Advances in NMR Fluid Typing Assist in the Petrophysical Evaluation of a Carbonate Well Drilled With Oil-Base Mud


Authors

Pedro A. Romero Rojas (Weatherford) | Bernardo Coutinho (Petrobras) | Paulo Netto (Petrobras)

Publisher

SPWLA - Society of Petrophysicists and Well-Log Analysts

Publication Date

June 2, 2018

Source

SPWLA 59th Annual Logging Symposium, 2-6 June, London, UK

Paper ID

SPWLA-2018-AAA


Abstract

Nuclear magnetic resonance (NMR) is the key petrophysical evaluation technology in Brazil’s deep water Aptian stromatolytic carbonate reservoirs. As such, it is extremely important to obtain accurate fluid typing volumetric fractions of water, oil, and oil-based-mud filtrate (OBMF).

A common means of fluid typing is based on using T2-Diffusivity- (T2D) maps. However, when fluid properties are very similar, the T2D maps fail to resolve them, which reduces the quality of the evaluation. Other attempts using 1D spectra ―either T1 or T2 distributions― are normally not considered and typically evaluated via cutoff.

In this work, we present a solution for fluid typing based on blind-source separation (BSS), a statistical machine-learning technique. Specifically, we separate sources (fluid components) blindly based on their statistical independence, which is the only requirement imposed on the NMR input data. Considering the three fluids mentioned above, this requirement is reasonably fulfilled.

Results show that determining BSS based on independent component analysis (ICA) is a powerful technique to retrieve the fluid components of the NMR signal. For T1 or T2 spectra, we are able to retrieve the fluid components. Results were also validated by simulations and against lab data.

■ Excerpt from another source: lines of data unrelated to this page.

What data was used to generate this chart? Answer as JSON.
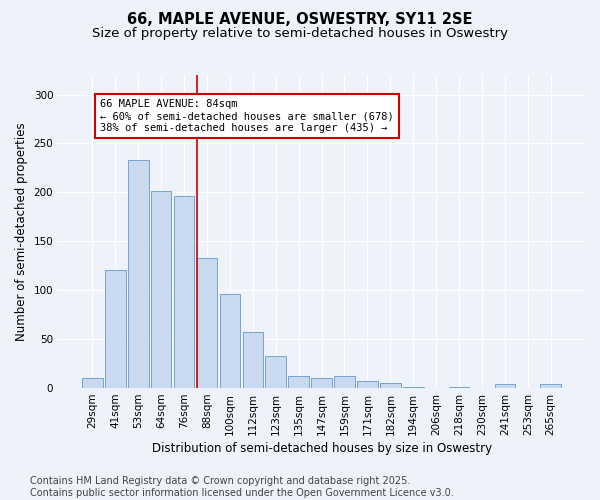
{
  "title_line1": "66, MAPLE AVENUE, OSWESTRY, SY11 2SE",
  "title_line2": "Size of property relative to semi-detached houses in Oswestry",
  "xlabel": "Distribution of semi-detached houses by size in Oswestry",
  "ylabel": "Number of semi-detached properties",
  "categories": [
    "29sqm",
    "41sqm",
    "53sqm",
    "64sqm",
    "76sqm",
    "88sqm",
    "100sqm",
    "112sqm",
    "123sqm",
    "135sqm",
    "147sqm",
    "159sqm",
    "171sqm",
    "182sqm",
    "194sqm",
    "206sqm",
    "218sqm",
    "230sqm",
    "241sqm",
    "253sqm",
    "265sqm"
  ],
  "values": [
    10,
    121,
    233,
    201,
    196,
    133,
    96,
    57,
    33,
    12,
    10,
    12,
    7,
    5,
    1,
    0,
    1,
    0,
    4,
    0,
    4
  ],
  "bar_color": "#c9d9f0",
  "bar_edge_color": "#6699cc",
  "vline_color": "#cc0000",
  "vline_x": 4.57,
  "annotation_text": "66 MAPLE AVENUE: 84sqm\n← 60% of semi-detached houses are smaller (678)\n38% of semi-detached houses are larger (435) →",
  "ylim": [
    0,
    320
  ],
  "yticks": [
    0,
    50,
    100,
    150,
    200,
    250,
    300
  ],
  "footer_text": "Contains HM Land Registry data © Crown copyright and database right 2025.\nContains public sector information licensed under the Open Government Licence v3.0.",
  "bg_color": "#eef2fb",
  "grid_color": "#ffffff",
  "title_fontsize": 10.5,
  "subtitle_fontsize": 9.5,
  "axis_label_fontsize": 8.5,
  "tick_fontsize": 7.5,
  "annotation_fontsize": 7.5,
  "footer_fontsize": 7.0
}
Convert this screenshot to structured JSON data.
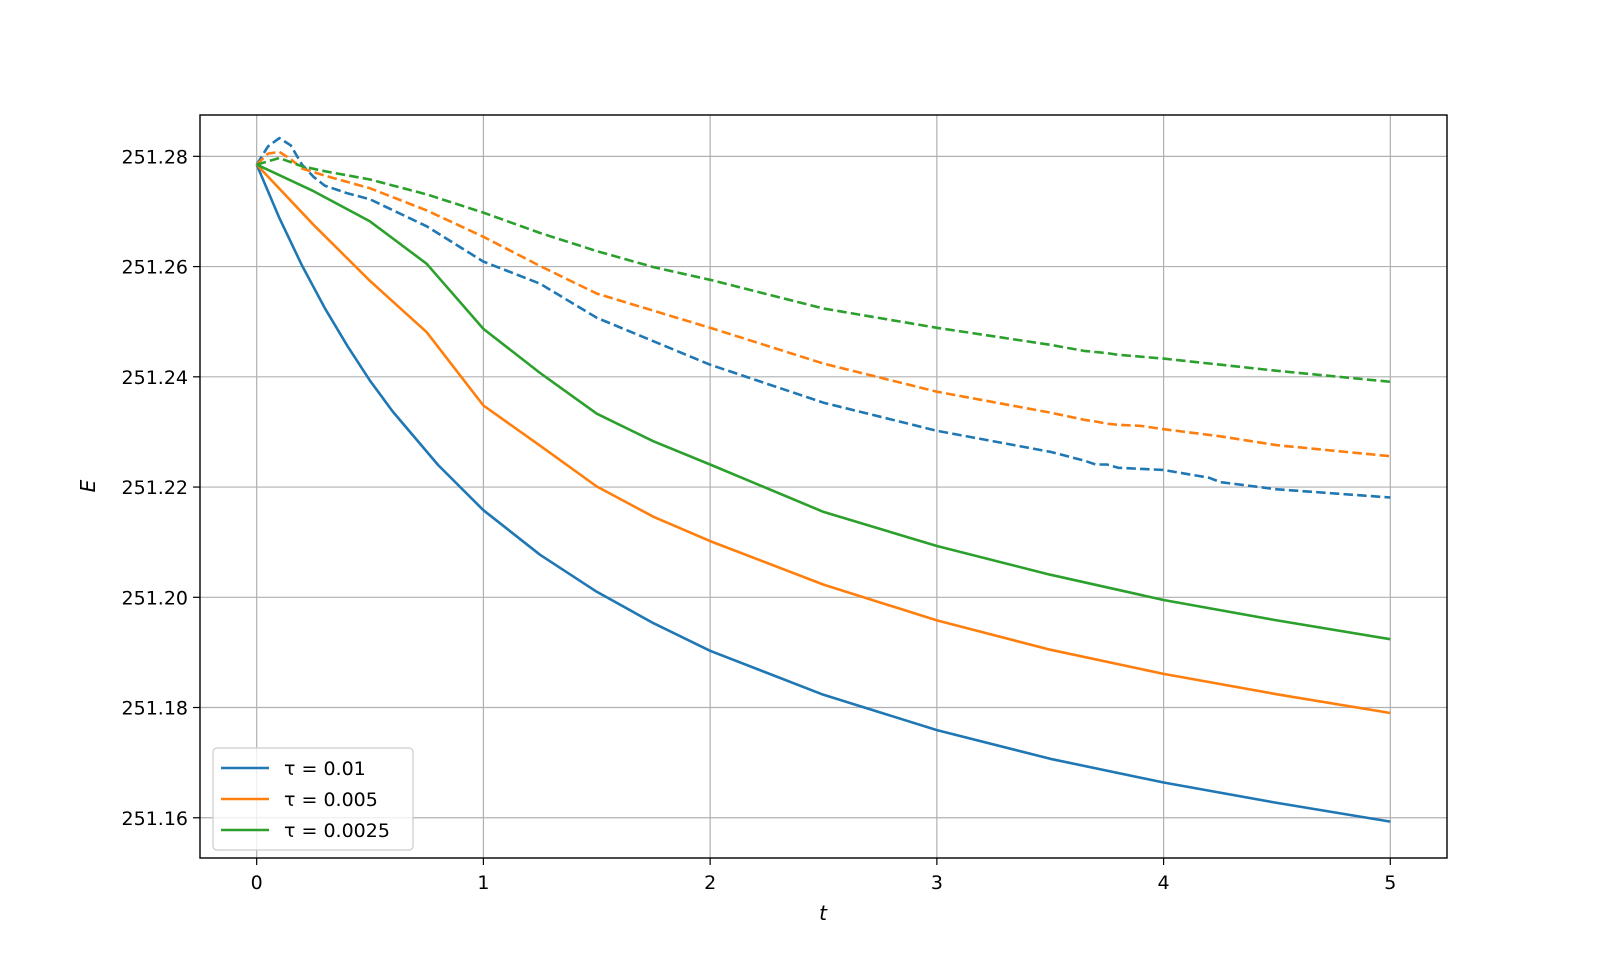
{
  "chart_data": {
    "type": "line",
    "xlabel": "t",
    "ylabel": "E",
    "xlim": [
      -0.25,
      5.25
    ],
    "ylim": [
      251.1527,
      251.2875
    ],
    "xticks": [
      0,
      1,
      2,
      3,
      4,
      5
    ],
    "xtick_labels": [
      "0",
      "1",
      "2",
      "3",
      "4",
      "5"
    ],
    "yticks": [
      251.16,
      251.18,
      251.2,
      251.22,
      251.24,
      251.26,
      251.28
    ],
    "ytick_labels": [
      "251.16",
      "251.18",
      "251.20",
      "251.22",
      "251.24",
      "251.26",
      "251.28"
    ],
    "grid": true,
    "legend_position": "lower-left",
    "legend": [
      "τ = 0.01",
      "τ = 0.005",
      "τ = 0.0025"
    ],
    "series": [
      {
        "name": "τ = 0.01",
        "color": "#1f77b4",
        "style": "solid",
        "x": [
          0,
          0.1,
          0.2,
          0.3,
          0.4,
          0.5,
          0.6,
          0.8,
          1.0,
          1.25,
          1.5,
          1.75,
          2.0,
          2.5,
          3.0,
          3.5,
          4.0,
          4.5,
          5.0
        ],
        "y": [
          251.2785,
          251.2688,
          251.2602,
          251.2525,
          251.2456,
          251.2393,
          251.2337,
          251.224,
          251.2158,
          251.2077,
          251.201,
          251.1953,
          251.1903,
          251.1823,
          251.1759,
          251.1707,
          251.1664,
          251.1627,
          251.1593
        ]
      },
      {
        "name": "τ = 0.005",
        "color": "#ff7f0e",
        "style": "solid",
        "x": [
          0,
          0.25,
          0.5,
          0.75,
          1.0,
          1.25,
          1.5,
          1.75,
          2.0,
          2.5,
          3.0,
          3.5,
          4.0,
          4.5,
          5.0
        ],
        "y": [
          251.2785,
          251.2676,
          251.2574,
          251.2481,
          251.2348,
          251.2275,
          251.2201,
          251.2146,
          251.2102,
          251.2023,
          251.1958,
          251.1905,
          251.1861,
          251.1824,
          251.179
        ]
      },
      {
        "name": "τ = 0.0025",
        "color": "#2ca02c",
        "style": "solid",
        "x": [
          0,
          0.25,
          0.5,
          0.75,
          1.0,
          1.25,
          1.5,
          1.75,
          2.0,
          2.5,
          3.0,
          3.5,
          4.0,
          4.5,
          5.0
        ],
        "y": [
          251.2785,
          251.2737,
          251.2682,
          251.2605,
          251.2487,
          251.2407,
          251.2333,
          251.2283,
          251.2241,
          251.2155,
          251.2093,
          251.2041,
          251.1995,
          251.1958,
          251.1924
        ]
      },
      {
        "color": "#1f77b4",
        "style": "dashed",
        "x": [
          0,
          0.05,
          0.1,
          0.15,
          0.2,
          0.25,
          0.3,
          0.4,
          0.5,
          0.75,
          1.0,
          1.25,
          1.5,
          2.0,
          2.5,
          3.0,
          3.5,
          3.65,
          3.7,
          3.75,
          3.8,
          3.85,
          4.0,
          4.2,
          4.25,
          4.5,
          5.0
        ],
        "y": [
          251.2785,
          251.2818,
          251.2833,
          251.282,
          251.2785,
          251.2763,
          251.2747,
          251.2733,
          251.2722,
          251.2673,
          251.2609,
          251.2569,
          251.2507,
          251.2422,
          251.2353,
          251.2302,
          251.2264,
          251.2248,
          251.2241,
          251.2241,
          251.2235,
          251.2234,
          251.2231,
          251.2217,
          251.2209,
          251.2196,
          251.2181
        ]
      },
      {
        "color": "#ff7f0e",
        "style": "dashed",
        "x": [
          0,
          0.05,
          0.1,
          0.15,
          0.2,
          0.3,
          0.5,
          0.75,
          1.0,
          1.25,
          1.5,
          2.0,
          2.5,
          3.0,
          3.5,
          3.65,
          3.7,
          3.75,
          3.8,
          3.9,
          4.0,
          4.25,
          4.5,
          5.0
        ],
        "y": [
          251.2785,
          251.2805,
          251.2808,
          251.2795,
          251.2778,
          251.2765,
          251.2742,
          251.2702,
          251.2654,
          251.2601,
          251.2551,
          251.2489,
          251.2424,
          251.2373,
          251.2335,
          251.2322,
          251.2319,
          251.2315,
          251.2313,
          251.2311,
          251.2305,
          251.2292,
          251.2276,
          251.2256
        ]
      },
      {
        "color": "#2ca02c",
        "style": "dashed",
        "x": [
          0,
          0.1,
          0.2,
          0.3,
          0.5,
          0.75,
          1.0,
          1.25,
          1.5,
          1.75,
          2.0,
          2.5,
          3.0,
          3.5,
          3.65,
          3.75,
          3.8,
          4.0,
          4.5,
          5.0
        ],
        "y": [
          251.2785,
          251.2797,
          251.2782,
          251.2773,
          251.2758,
          251.2731,
          251.2698,
          251.2661,
          251.2628,
          251.2599,
          251.2576,
          251.2524,
          251.2489,
          251.2458,
          251.2447,
          251.2443,
          251.244,
          251.2433,
          251.2411,
          251.2391
        ]
      }
    ]
  }
}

With respect to the OBMF component, its presence indicates good permeability. Thus, we elaborate on an OBMF-based permeability equation that implicitly honors the presence of unconnected vuggy porosity and is independent of cutoff values. Finally, the OBMF-based permeability can be used as a rock-quality indicator to support depth-selection decisions for pressure tests and fluid sampling.

INTRODUCTION

Achieving a good petrophysical evaluation fluid typing in Brazil’s deepwater Aptian stromatolytic carbonate reservoirs —part of the Presalt trend— is a very tough, challenging task: the resistivity log responses are influenced by both lithology and fluids, and the NMR logs —key for the interpretation— frequently present overlapping of reservoir fluids and oil-base mud filtrate. In addition, the poorly connected vuggy porosity, derived from diagenetic processes, raises questions about the reliability of applying T2 cutoffs for determining free- and bound-fluid volumes, essential variables in the Timur-Coates permeability estimation (Trevizan et. al, 2014), which usually supports the adequate selection of depths for pressure tests and sampling points.